Não sei se é nítido, mas tudo que escrevo acaba - algumas vezes sem intenção - se derramando numa ordinária sequência. As mesmas coisas ditas de maneiras pluriformes, sem início, com fim. Descartando as prosas românticas que me dão pouco trabalho, e uma qualidade não lá muito comovente em relação ao meu próprio censo crítico. Seria mais um desabafo, mais não me agrado desse termo tão usado dentro dos fins de relacionamentos, quando as mulheres choram para outras mulheres ou para seus amigos efeminados, também meio mulheres, e falam o que entope suas glotes rasgadas de tanto soluço. Ou seria para fugir de minhas próprias broncas, me regularizar dentro dos meus padrões limitados de talentos, de palavras, limitados de tudo.

Quando percebo que cesso minha fome é porque estou dentro da mesma sequência mais uma vez. Entro sem perceber, falta de criatividade, necessidade, independe. E creio que já estou na mesma novamente, como quando um velho te pára para contar histórias de sua infância na roça, de sua avó muito tetuda e de seus almoços as 10:00 da manhã. Essa deve ser minha marca, a característica singular que cada amante recebe dos céus, minha aparência crua que não tive escola ao ganhar.
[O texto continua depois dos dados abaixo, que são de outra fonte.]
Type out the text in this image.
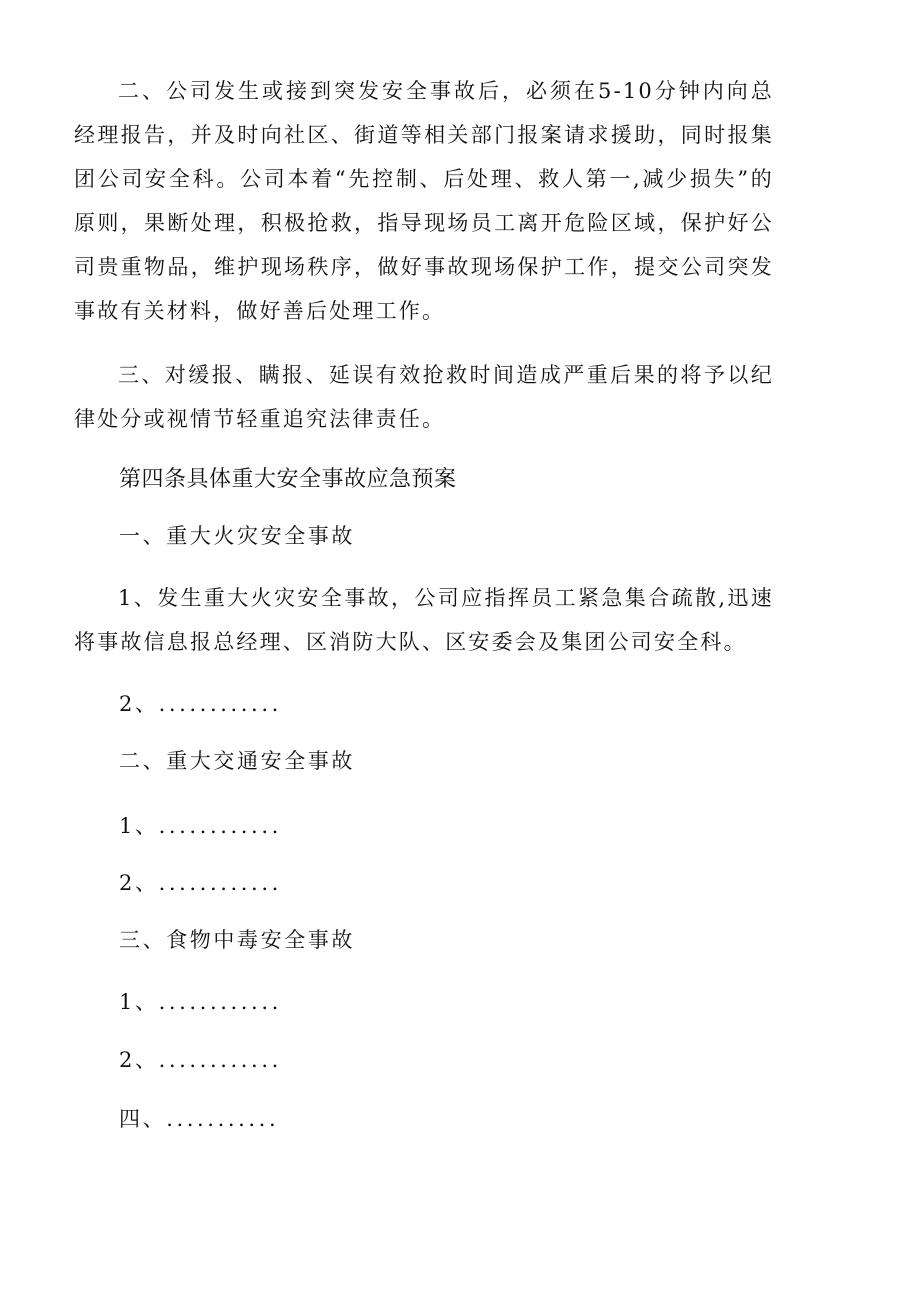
二、公司发生或接到突发安全事故后，必须在5-10分钟内向总经理报告，并及时向社区、街道等相关部门报案请求援助，同时报集团公司安全科。公司本着“先控制、后处理、救人第一,减少损失”的原则，果断处理，积极抢救，指导现场员工离开危险区域，保护好公司贵重物品，维护现场秩序，做好事故现场保护工作，提交公司突发事故有关材料，做好善后处理工作。

三、对缓报、瞒报、延误有效抢救时间造成严重后果的将予以纪律处分或视情节轻重追究法律责任。

第四条具体重大安全事故应急预案

一、重大火灾安全事故

1、发生重大火灾安全事故，公司应指挥员工紧急集合疏散,迅速将事故信息报总经理、区消防大队、区安委会及集团公司安全科。

2、............

二、重大交通安全事故

1、............

2、............

三、食物中毒安全事故

1、............

2、............

四、...........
E um dia, hoje mesmo, minutos atrás, eu descobrira que a beleza da escrita está na simplicidade das linhas, no amor pelo que se lê e se escreve, e ponderei nessa desculpa esfarrapada que testifiquei acima sem dizer nenhuma verdade pra mim mesmo, nem para quem me lê. Descobri que as palavras são mais compreendidas na ausência do erudito, e que juntando todos esse fatos têm-se um arsenal para publicar um livro, um dentro dos cinco mil que surge a cada dia. Tem-se um exército armado até os dentes para defender com poucos versos a idéia, por mais mal formada que seja, de alguém que pratica o complexo sem primeiro testar o casual.

Fácil também é citar nomes, só citá-los para que venham em mente rostos, conhecidos e portadores desses nomes. Mas creio que além de mim, poucos fazem. Simples é amar, vidrar-se em olhos que ninguém mais vê da mesma forma além de quem os ama. Eu como exemplo: vejo os olhos comuns como duas gotas, sempre iluminadas que escorrem dos cabelos para esconder o interior da cabeça, esconder a parte nojenta e não deixar vazar a massa cefálica para fora do rosto, como uma cortina serve para uma sala de estar. Mas quando se ama essa cortina, esses olhos, tudo se transforma em Marizas, Marias, Cecílias, Beatrizes, Elzas, Castanas, Matildes, tranformam-se em Gabrielas. E as imagens todas me vieram a mente. Amar é facil, simples melhor dizendo.

Seguir o relógio é um ótimo exemplo, pois as horas passam, simplesmente passam, e não há anos, sonho, droga, mares ou qualquer coisa que impossibilite ou seja um entrave no caminho. O tempo é simples e se repete todos os dias. 24 vezes por dia, 60 vezes por hora, 60 vezes por minuto. Continue a quebra de quiser, agora não tenho tempo.

Simples também é conversar sozinho, pois nessa solidão as coisas vem à tona e a graça indizível de viver consta em não ter ninguém para contar seus raciocínios. E talvez isso dê sequência ao meu início e esse seja o problema, talvez não tenha mentido quando expus-me, talvéz. E talvéz tantas outras coisas que me vem quando estou só. Talvez o mundo não precise mais de mim, talvez. Talvez não haja solidão e seja só um sentimento a parte. E tenho que dizer que não me sinto só.

Talvez nada seja simples como parece pois tudo me parece simples demais. A vida tão maldita por muitos me soa simples, e a morte ainda mais. O algodão nos orifícios, o banho que durará a eternidade, toda essa vaidade pós-morte me parece simples.

Escrever coisas sem sentido me parece simples, que sei que faço sempre que por algum motivo decido escrever sem simplicidade.